Support for India also came from Charles Tannock, the Conservative Foreign Affairs spokesman and MEP for London. "On the 13th December last year an appalling and vicious attack occurred on the Parliament of the Indian Union in New Delhi which is their most visible symbol of democracy and secular nationhood. Let's not underestimate the danger this posed as, had it succeeded, it could have heralded a state of war between India and Pakistan, both nuclear powers with massive conventional land forces as well. ...The responsibility was soon traced to militant Islamic terrorist groups based in Pakistan, with full support and training from the Pakistani government, and also responsible for the earlier attacks in Srinagar against the Kashmir State Assembly. This is in clear violation of Security Council Resolution 1373 forbidding states from sponsoring terrorism against other states."

Describing Musharraf's January 13 speech as a promising start, Tannock said that Pakistan had yet "to accede to the request to extradite the 20 ring leaders of the plot and there are deep concerns that the kidnapping of the Wall Street Journal journalist may have involved renegade pro-Taliban members of the Pakistani security forces. There is new evidence to show that the comptroller of the shoe bomber Richard Reid (alas from my own country) was based in Pakistan... I therefore call upon Pakistan to ratify SAARC and all U.N. Conventions on terrorism and I congratulate India in its restraint in the face of provocation."

Similar sentiments were expressed by another friend of India, the Swedish MEP Christian D. Sacredeus who, in an emotional speech asked his fellow MEPs to imagine an attack on their own national parliaments sponsored by an unfriendly state. India's Mission in Brussels has made a vigorous effort to explain the situation on the ground in Kashmir, and although reports of human rights violations by Indian troops in Kashmir make Euro MPs indignant, they have begun to appreciate the bind in which New Delhi finds itself, faced as it is with systematic cross-border terrorism sponsored by Pakistan. But recent events in India, especially the muscle-flexing by the Vishwa Hindu Parishad (VHP) and the post-Godhra savagery against the Muslim community in Gujarat, are likely to confirm the belief of certain European decision-makers that Kashmiri Muslims would be better off with a state of their own. Even before the Godhra massacre and its aftermath, which has received wide coverage in the European press, TV screens in Europe showed frenzied, trishul-wielding activists collecting at Ayodhya.

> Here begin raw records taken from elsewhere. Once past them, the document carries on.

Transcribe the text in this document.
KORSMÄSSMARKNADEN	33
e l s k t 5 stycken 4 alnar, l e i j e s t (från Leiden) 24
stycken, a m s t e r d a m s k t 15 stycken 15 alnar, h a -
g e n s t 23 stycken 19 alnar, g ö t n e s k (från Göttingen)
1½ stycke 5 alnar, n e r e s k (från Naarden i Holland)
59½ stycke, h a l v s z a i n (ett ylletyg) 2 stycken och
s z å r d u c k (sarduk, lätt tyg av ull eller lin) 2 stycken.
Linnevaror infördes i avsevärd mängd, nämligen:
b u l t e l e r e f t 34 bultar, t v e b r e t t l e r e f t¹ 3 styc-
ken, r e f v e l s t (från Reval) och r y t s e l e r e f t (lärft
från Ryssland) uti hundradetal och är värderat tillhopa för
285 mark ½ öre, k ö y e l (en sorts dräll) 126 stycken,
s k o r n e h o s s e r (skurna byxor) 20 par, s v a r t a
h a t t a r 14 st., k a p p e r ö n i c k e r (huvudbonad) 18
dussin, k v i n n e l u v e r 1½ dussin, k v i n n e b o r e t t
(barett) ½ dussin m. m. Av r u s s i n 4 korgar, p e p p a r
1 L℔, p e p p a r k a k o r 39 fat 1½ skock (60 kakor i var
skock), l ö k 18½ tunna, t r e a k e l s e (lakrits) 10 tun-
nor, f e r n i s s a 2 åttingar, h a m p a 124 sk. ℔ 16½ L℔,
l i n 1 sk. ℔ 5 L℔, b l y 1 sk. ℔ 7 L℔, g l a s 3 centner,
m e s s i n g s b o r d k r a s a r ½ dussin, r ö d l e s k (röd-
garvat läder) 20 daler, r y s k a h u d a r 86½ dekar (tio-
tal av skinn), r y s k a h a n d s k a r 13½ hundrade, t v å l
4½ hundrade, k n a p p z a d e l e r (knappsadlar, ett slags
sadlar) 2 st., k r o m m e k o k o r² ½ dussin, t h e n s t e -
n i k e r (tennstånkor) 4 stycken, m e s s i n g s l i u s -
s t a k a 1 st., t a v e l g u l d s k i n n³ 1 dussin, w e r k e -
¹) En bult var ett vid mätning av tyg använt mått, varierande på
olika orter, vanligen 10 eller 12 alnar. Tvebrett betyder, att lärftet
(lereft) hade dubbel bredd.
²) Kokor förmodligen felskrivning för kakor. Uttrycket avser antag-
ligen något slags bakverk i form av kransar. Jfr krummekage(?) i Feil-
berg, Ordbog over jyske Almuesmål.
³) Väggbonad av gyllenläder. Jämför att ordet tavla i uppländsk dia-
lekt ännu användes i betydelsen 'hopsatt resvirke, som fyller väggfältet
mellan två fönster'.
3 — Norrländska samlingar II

A French MEP told Frontline: "Hindu extremism in India is as dangerous as Muslim fanaticism or any other form of religious radicalism. For us in France, where a strict line separates religion from the state, a defiance of Republican institutions by religious extremists and the tolerance of such extremism by the state is both bewildering and unthinkable. In this particular case, even if we admit the attack on the train was planned, there is no excuse for the failure of the state to protect all its citizens equally. In France anti-Semitic elements regularly attack Jewish cemeteries and defile Jewish tombs. We have even had bomb attacks on Jewish cafes and schools. I shudder to think what would happen if the Jewish community in France decided to take justice into its own hands and pursue the perpetrators of such acts. In what happened in India, I see an alarming failure of the government - whether at the Centre or the State, to protect its citizens."

The MEP added: "The law of the jungle seems to have taken over, and minorities are bound to feel defenceless and vulnerable. Given the accusations levelled by respected bodies like Amnesty International and Human Rights Watch and in the light of what happened in Gujarat and elsewhere this past week, can Muslims in India, and the Kashmiri people in particular, ever hope to get a fair deal from India? We have criticised the discrimination against Christians in Pakistan. Can the same not be said of the Muslim and other minorities in India?"